Samples made with the bootstrap method and its means distribution

231 Views Asked by At

So,can we state that sample means of bootstrap samples are distributed normally? And if no , how we can find confidence interval for mean of general distribution? I know that we can calculate 2.5 and 97.5 percentiles, but why mean of general distribution will be in it with 95% confidence?

1

There are 1 best solutions below

0
On BEST ANSWER

Suppose adults in your country have mean height 165cm with standard deviation 10cm and that heights are approximately normal.

Now suppose you have a random sample of size $n=1000$ of adults and that their mean height is $\bar X = 164.725$ with standard deviation $S =10.362,$ as shown below. [Sampling and computation in R.]

set.seed(2020)
x = round(rnorm(1000, 165, 10))
mean(x);  sd(x)
[1] 164.725
[1] 10.36228

A standard 95% confidence interval assuming normal heights is of the form $\bar X \pm 1.96 S/\sqrt{n},$ where 1.96 cuts probability 0.025 from the upper tail of Student's t distribution with 999 degrees of freedom (very nearly normal). This computes to give the CI $(164,08, 165.37)$. Essentially, $n = 1000$ may give you a narrower CI than you need. Adults in the country average very nearly 164.7cm in height.

pm = c(-1,1)
164.725 + pm*1.96*sd(x)/sqrt(1000)
[1] 164.0827 165.3673

Based on this same sample, 95% nonparametric bootstrap CI using the quantile method does not specifically assume that heights are normally distributed. (However the 1000 subjects with heights in vector x were sampled from a normal population, and so inevitably contain some information about the normality of the sample.) The bootstrap CI is $(164.08, 165.36).$ It is essentially the same as the CI above from normal theory.

set.seed(821)
a.obs = mean(x)  # observed average
d.re = replicate(5000, mean(sample(x, 1000, rep=T))-a.obs)
LU = quantile(d.re, c(.975,.025))
a.obs - LU
   97.5%     2.5% 
 164.077 165.357 

At each of its 5000 steps, the bootstrap procedure 're-samples' (with replacement) 1000 heights from among the 1000 heights in the sample and finds how much the average of the re-sample differs from the sample x itself.
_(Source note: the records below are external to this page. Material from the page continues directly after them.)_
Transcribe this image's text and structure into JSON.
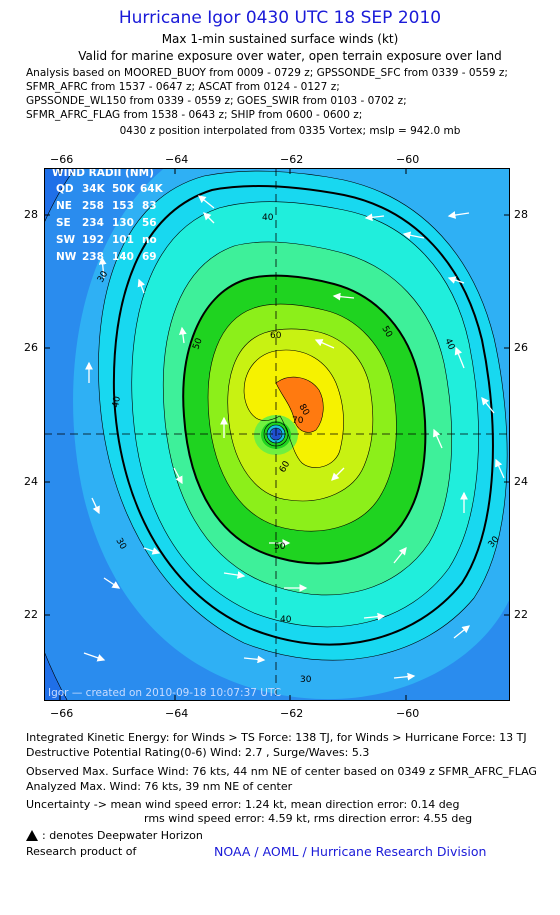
{
  "header": {
    "title": "Hurricane Igor 0430 UTC 18 SEP 2010",
    "subtitle": "Max 1-min sustained surface winds (kt)",
    "valid_for": "Valid for marine exposure over water, open terrain exposure over land",
    "analysis_lines": [
      "Analysis based on MOORED_BUOY from 0009 - 0729 z; GPSSONDE_SFC from 0339 - 0559 z;",
      "SFMR_AFRC from 1537 - 0647 z; ASCAT from 0124 - 0127 z;",
      "GPSSONDE_WL150 from 0339 - 0559 z; GOES_SWIR from 0103 - 0702 z;",
      "SFMR_AFRC_FLAG from 1538 - 0643 z; SHIP from 0600 - 0600 z;"
    ],
    "position_note": "0430 z position interpolated from 0335 Vortex; mslp = 942.0 mb"
  },
  "map": {
    "lon_ticks": [
      "−66",
      "−64",
      "−62",
      "−60"
    ],
    "lat_ticks": [
      "28",
      "26",
      "24",
      "22"
    ],
    "contour_labels": [
      "30",
      "40",
      "50",
      "60",
      "70",
      "80"
    ],
    "wind_radii": {
      "title": "WIND RADII (NM)",
      "header": [
        "QD",
        "34K",
        "50K",
        "64K"
      ],
      "rows": [
        [
          "NE",
          "258",
          "153",
          "83"
        ],
        [
          "SE",
          "234",
          "130",
          "56"
        ],
        [
          "SW",
          "192",
          "101",
          "no"
        ],
        [
          "NW",
          "238",
          "140",
          "69"
        ]
      ]
    },
    "credit_text": "Igor — created on 2010-09-18 10:07:37 UTC",
    "colors": {
      "blue": "#1f6fe8",
      "light_blue": "#2fa6f2",
      "cyan": "#18e4f2",
      "teal": "#2cf0c0",
      "green": "#3ee76a",
      "bright_green": "#20d320",
      "lime": "#a8f018",
      "yellow": "#f8f400",
      "orange": "#ff7a10"
    }
  },
  "stats": {
    "ike": "Integrated Kinetic Energy:  for Winds > TS Force: 138 TJ,  for Winds > Hurricane Force: 13 TJ",
    "dpr": "Destructive Potential Rating(0-6)   Wind: 2.7 , Surge/Waves: 5.3",
    "obs_max": "Observed Max. Surface Wind: 76 kts, 44 nm NE of center based on 0349 z SFMR_AFRC_FLAG",
    "analyzed_max": "Analyzed Max. Wind: 76 kts, 39 nm NE of center",
    "uncert1": "Uncertainty -> mean wind speed error: 1.24 kt,   mean direction error: 0.14 deg",
    "uncert2": "rms wind speed error: 4.59 kt,   rms direction error: 4.55 deg",
    "legend_note": ": denotes Deepwater Horizon",
    "research": "Research product of",
    "org": "NOAA / AOML / Hurricane Research Division"
  }
}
Re-samples are taken with replacement. It would make no sense to sample without replacement because a sample without replacement would just be a rearrangement of the original sample. The idea is that re-sampling give an idea how variable sample means of size 1000 from such a sample might be. The result is that these deviations are very consistent; they average about 0 and their standard deviation is only about $1/3$ of a cm. So it is not surprising that the bootstrap CI is quite narrow--even if not as narrow as the CI from normal theory.

mean(d.re)
[1] 0.0030026
sd(d.re)
[1] 0.323941

It is important to understand that 're-samples' from a sample provide no new information about the population.